Airline passengers hate paying to pick seats

Posted March 16, 2010 at 11:51 a.m.

From Reuters | Paying for extras has become routine for airline passengers but it
doesn’t mean they like it, with a poll showing more than half all
travelers hate having to fork out to choose their seat.

The online poll of nearly 2,000 people by website Airfarewatchdog.com,
asked respondents which airline fees they despised the most. Paying for the privilege of picking their seat was the biggest bugbear
for 52 percent of respondents, followed by paying to change flights –
something which irked a third of passengers.

Get the full story: reuters.com.

 

3 comments:

  1. Deregulation never works March 16, 2010 at 3:30 pm

    This is the price people must pay for the lowest airfares in history. The average airline fare is only $222 and based on inflation, fuel prices, and cost-history is the lowest fares have ever been. Yet, fliers just don’t seem to get it. You want cheap fares, which I would bet 90 percent do, you will get what you pay for. Bad customer service, additional fees, no food, and crammed airplanes. Deregulation led to lower fares because of increased competition but it also set the benchmark for a ‘greyhound’ in the sky. It will only get worse before it gets better. You will start paying fees for soft drinks, pillows, and for not arriving two hours in advance.
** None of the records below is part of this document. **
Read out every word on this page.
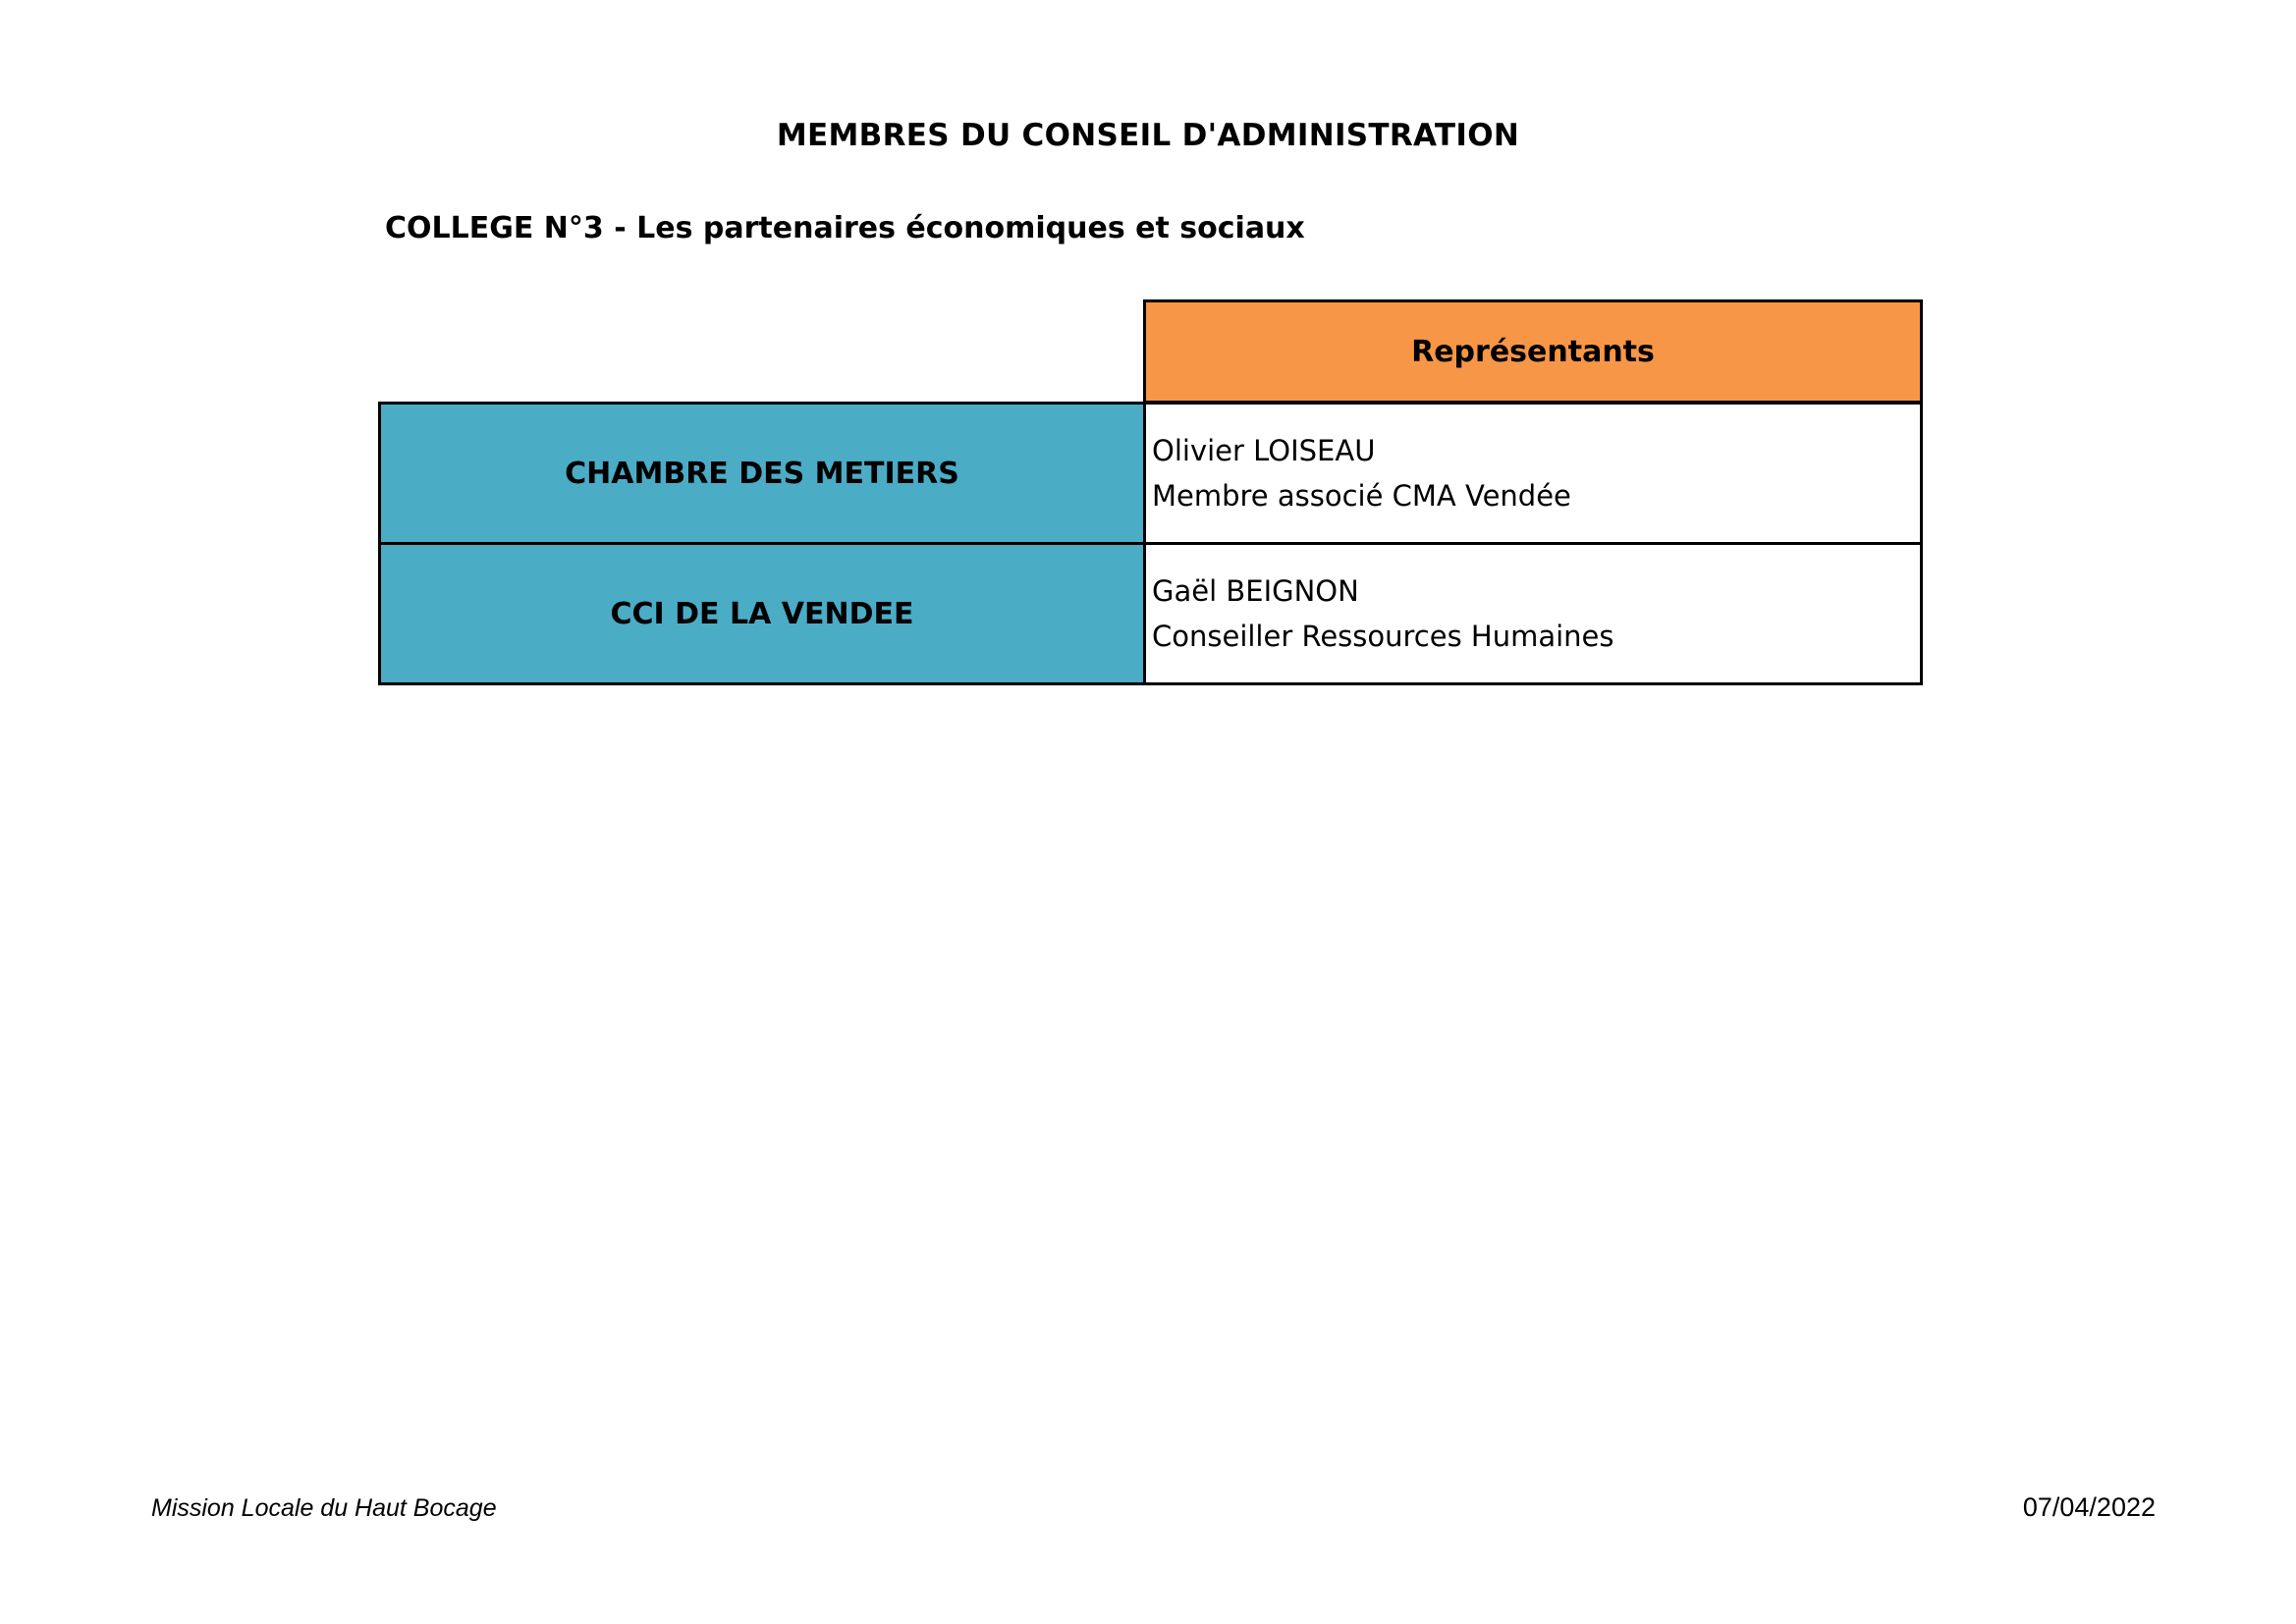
MEMBRES DU CONSEIL D'ADMINISTRATION
COLLEGE N°3 - Les partenaires économiques et sociaux
Représentants
CHAMBRE DES METIERS	Olivier LOISEAU
Membre associé CMA Vendée

CCI DE LA VENDEE	Gaël BEIGNON
Conseiller Ressources Humaines
Mission Locale du Haut Bocage	07/04/2022
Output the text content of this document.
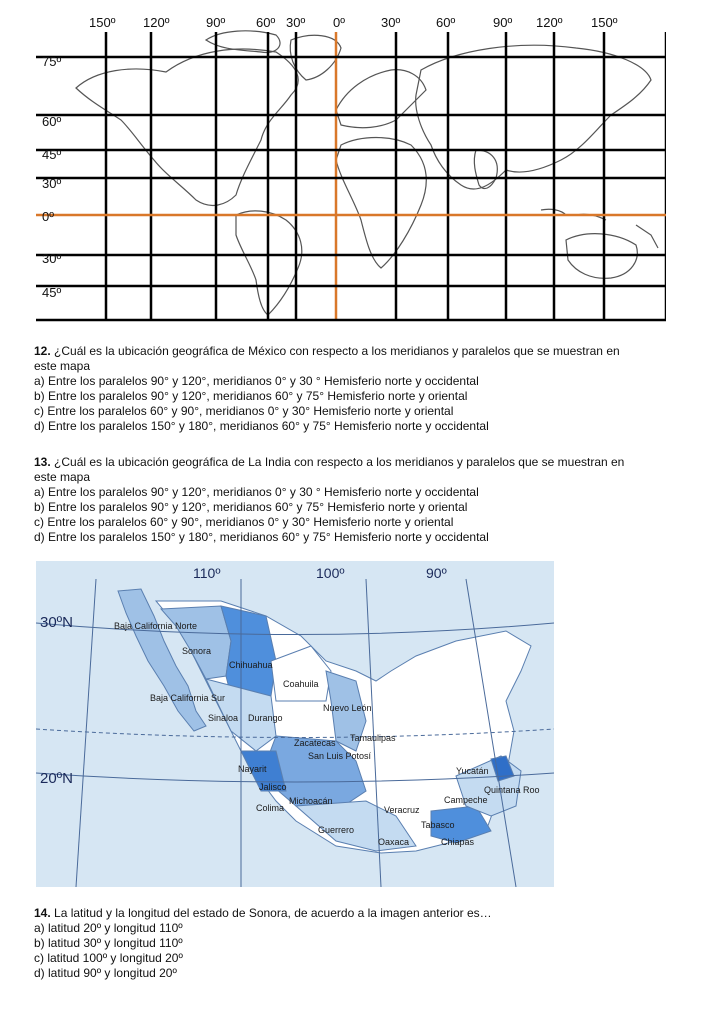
150º 120º	90º 60º 30º 0º	30º	60º	90º 120º 150º
75º
60º
45º
30º
0º
30º
45º
12. ¿Cuál es la ubicación geográfica de México con respecto a los meridianos y paralelos que se muestran en
este mapa
a) Entre los paralelos 90° y 120°, meridianos 0° y 30 ° Hemisferio norte y occidental
b) Entre los paralelos 90° y 120°, meridianos 60° y 75° Hemisferio norte y oriental
c) Entre los paralelos 60° y 90°, meridianos 0° y 30° Hemisferio norte y oriental
d) Entre los paralelos 150° y 180°, meridianos 60° y 75° Hemisferio norte y occidental
13. ¿Cuál es la ubicación geográfica de La India con respecto a los meridianos y paralelos que se muestran en
este mapa
a) Entre los paralelos 90° y 120°, meridianos 0° y 30 ° Hemisferio norte y occidental
b) Entre los paralelos 90° y 120°, meridianos 60° y 75° Hemisferio norte y oriental
c) Entre los paralelos 60° y 90°, meridianos 0° y 30° Hemisferio norte y oriental
d) Entre los paralelos 150° y 180°, meridianos 60° y 75° Hemisferio norte y occidental
110º	100º	90º
30ºN
20ºN
Baja California Norte
Sonora
Chihuahua
Baja California Sur
Coahuila
Nuevo León
Sinaloa Durango
Tamaulipas
Zacatecas
San Luis Potosí
Nayarit
Jalisco
Michoacán
Colima	Veracruz
Guerrero
Oaxaca
Tabasco
Chiapas
Campeche
Yucatán
Quintana Roo
14. La latitud y la longitud del estado de Sonora, de acuerdo a la imagen anterior es…
a) latitud 20º y longitud 110º
b) latitud 30º y longitud 110º
c) latitud 100º y longitud 20º
d) latitud 90º y longitud 20º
  2. Deregulation never works March 16, 2010 at 3:32 pm

    This is the price people must pay for the lowest airfares in history. The average airline fare is only $222 and based on inflation, fuel prices, and cost-history it is the lowest fares have ever been. Yet, fliers just don’t seem to get it. You want cheap fares, which I would bet 90 percent do, you will get what you pay for. Bad customer service, additional fees, no food, and crammed airplanes. Deregulation led to lower fares because of increased competition but it also set the benchmark for a ‘greyhound’ in the sky. It will only get worse before it gets better. You will start paying fees for soft drinks, pillows, and for not arriving two hours in advance.

  3. bwana March 16, 2010 at 4:45 pm

    When I was a kid back in the mid-to-late-fifties, anticipating a family vacation via airplane was a thrill! We were fascinated by the giant silver birds and wondered how anything so big could get off the ground? We all took turns at the window seat, watching a Lilliputian world beneath us drift by. Pilots were idolized and every girl wanted to become a stewardess. How an industry could so thoroughly destroy such top-level goodwill should be a case study in every business school.